We have yet to say something about Bers' great passion for human rights. In fact this was anything but a sideline in his life and one could consider that he devoted himself full-time to both his mathematical work and to his work as a social reformer. Perhaps his views are most clearly expressed by quoting from an address he gave in 1984 when awarded an honorary degree by the State University of New York at Stony Brook:-
By becoming a human rights activist ... you do take upon yourself certain difficult obligations. ... I believe that only a truly even-handed approach can lead to an honest, morally convincing, and effective human rights policy. A human rights activist who hates and fears communism must also care about the human rights of Latin American leftists. A human rights activist who sympathises with the revolutionary movement in Latin America must also be concerned about human rights abuses in Cuba and Nicaragua. A devout Muslim must also care about human rights of the Bahai in Iran and of the small Jewish community in Syria, while a Jew devoted to Israel must also worry about the human rights of Palestinian Arabs.

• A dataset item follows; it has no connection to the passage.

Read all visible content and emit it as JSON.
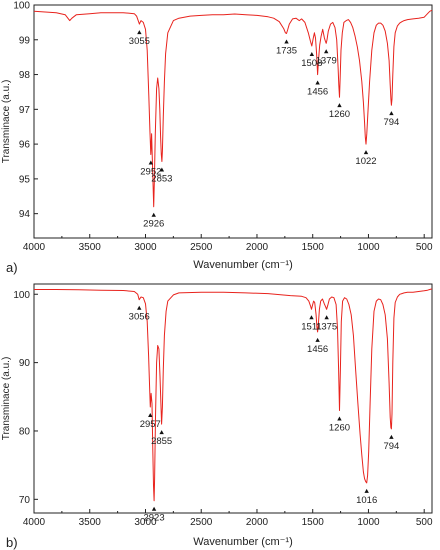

And we American citizens must be particularly sensitive to human rights violations for which our government is directly or indirectly responsible, as well as to the human rights violations that occur in our own country, as they do.
Bers received many honours for his contributions in addition to those we have mentioned above. He was elected to the American Academy of Arts and Sciences, to the Finnish Academy of Sciences, and to the American Philosophical Society. He served the American Mathematical Society in several capacities, particularly as Vice-President (1963-65) and as President (1975-77). The American Mathematical Society awarded him their Steele Prize in 1975. He received the New York Mayor's award in Science and Technology in 1985. He was an honorary life member of the New York Academy of Sciences, and of the London Mathematical Society.